Władimir Plotkin był najbardziej lakoniczny ze wszystkich, który przedstawił jeden projekt - część wioski Zarechye, która jest obecnie projektowana przez TPO „Reserve”.

Jedno wydaje się być przejściem między obiektem a wystawą projektu architektonicznego. Sergey Skuratov powiesił na ścianie dużą papierową taśmę - wydruk renderingów swoich projektów. Powyżej długopisem plakatowym i czarnym tuszem - coś jest drukowane, coś jest napisane; część tekstu pochodzi od Kafki. Taśma wisi na ścianie, ale po japońsku pionowo i rozciąga się po podłodze, trzeba po niej chodzić. Rezultatem jest typowo rosyjski projekt - między wschodem a zachodem. I zwróć uwagę, że tutaj jest najwięcej informacji o pracach warsztatu.

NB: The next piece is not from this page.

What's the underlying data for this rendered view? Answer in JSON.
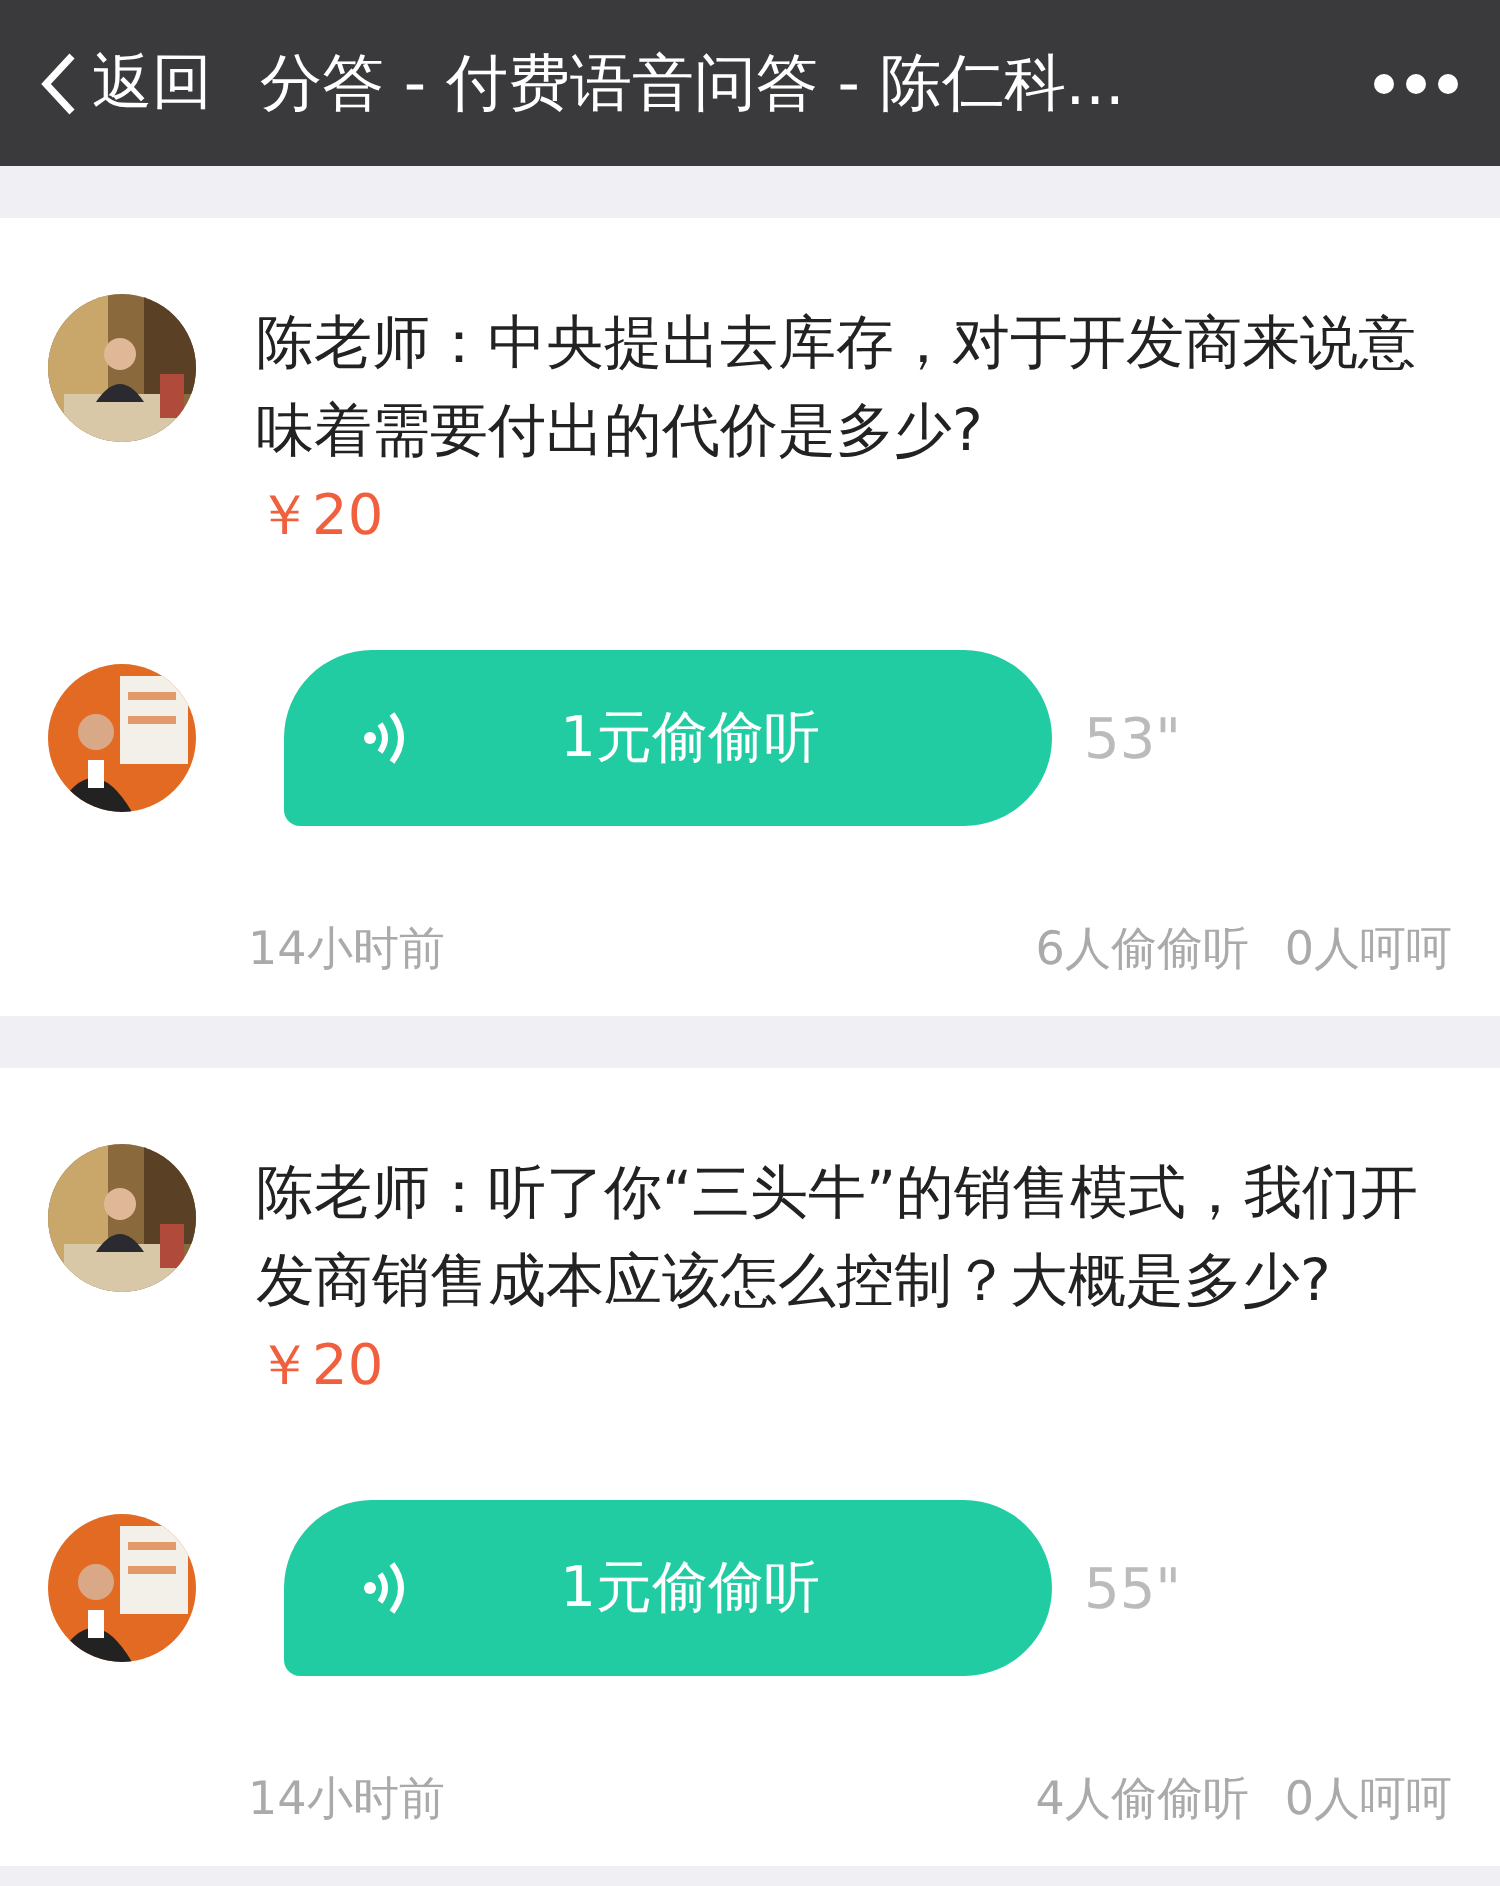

Wystawa o trudnej do wymówienia nazwie Persimfans wchłonęła więc prawie wszystkie instalacje, które w tym roku trafiły na udział Arch of Moscow w jego „dwuletniej” reinkarnacji. Z jednej strony to dobrze - zebrani są wszyscy przedstawiciele gatunku, który z założenia nie jest bardziej kreatywny niż analityczny sposób rozumienia tematu. W Ruinach z pewnością mają się lepiej niż na krymskim szybie. Wnętrze sprzyja oglądaniu i myśleniu, przedmioty w nim wyglądają lepiej, są dalej od zgiełku wystawy handlowej. Wystawa zyskała na przeprowadzce do Wozdwiżenki, ale Centralny Dom Artystów stracił coś ważnego.